Selected Impact Across the Years
- Launching basic protections: Helped secure funding for the Consumer Protection Division in the North Carolina Attorney General’s Office and produced early outreach that warned people about common pitfalls and predatory practices.
- Making prices and rates make sense: Worked with state government on the first state consumer price index. Researched telephone rates and pressed carriers to disclose actual costs so ads matched reality.
- Improving access to justice: Analyzed small claims court and helped the Attorney General’s Office educate consumers on how to use it.
- Energy and household costs: Encouraged fair telecom and utility pricing, supported lifeline rates for low income households, and helped reduce energy waste through practical programs used to inform local building codes.
- Financial fairness: Backed credit unions and consumer choice when access was threatened, and investigated fundraising abuses that kept most donations from reaching charities.
- Safer car buying: Surveyed used car dealers and pushed for practices that respect buyers, including clear pricing and independent inspections.
- Auto and product safety: Pressed for recalls and safer design when defects emerged, promoted recall awareness, and helped owners remedy outstanding safety issues.

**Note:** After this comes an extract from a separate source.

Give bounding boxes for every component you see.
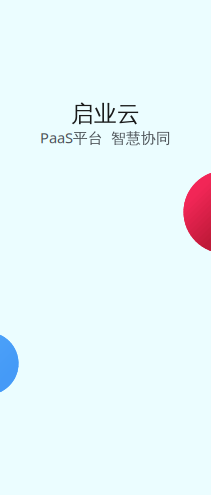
staticText: PaaS平台 智慧协同 [40,128,171,147]
staticText: 启业云 [71,100,140,128]
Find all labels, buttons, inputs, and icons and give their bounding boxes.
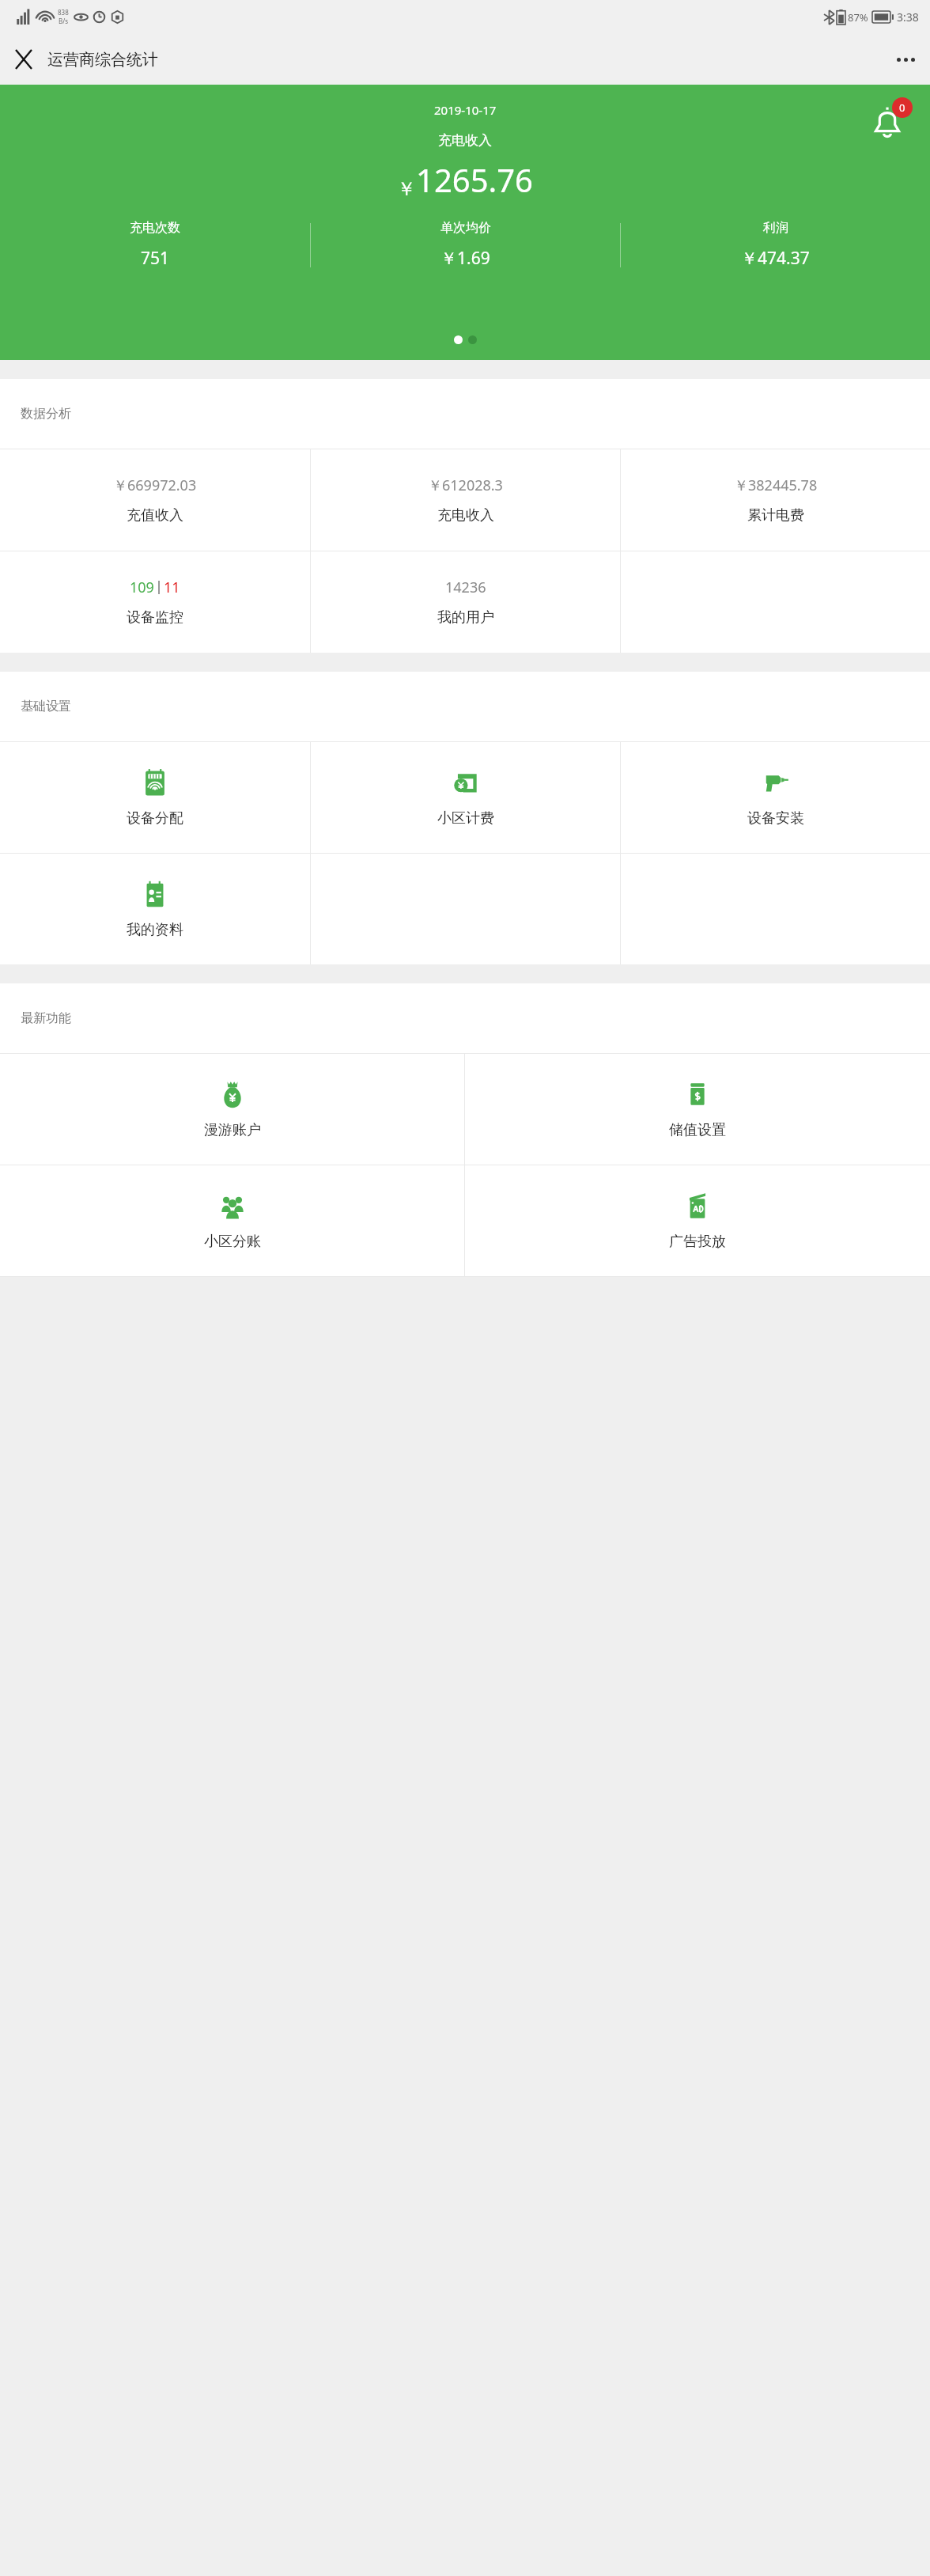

- Marketplace transparency: Challenged deceptive fees and unclear pricing, encouraged clear disclosure of real costs, and educated residents on comparison shopping and return policies.
- Medical price clarity: Explained how to use new transparency rules so patients can compare procedure prices and avoid surprise costs.
- Disaster and fraud response: Warned about flood damaged vehicles after major storms and helped shut down look alike mail schemes that targeted homeowners.
- Energy and waste reduction: Promoted practical ways to lower household energy use and reduce contamination in local recycling streams.
How You Can Engage
- Use and share our resources: Our education work is open to the public. Share it with neighbors, family, and coworkers, especially those who are most at risk of scams or predatory offers.
- Join and support: Membership strengthens a statewide voice for consumers. As a 501(c)(3), we rely on memberships, grants, and donations to fund operations and programs.
- Invite us to your community: We attend public events, partner with peer groups, and provide interviews and presentations that turn complex topics into practical steps people can use today.
Where We Are Headed
Technology keeps changing the shape of scams and the speed of harm. Our commitment is to keep innovating outreach and education so North Carolinians see the warning signs sooner, understand their options, and act with confidence. We will continue to look for market wide patterns, press for fair rules, and publish clear guidance that helps households make better decisions.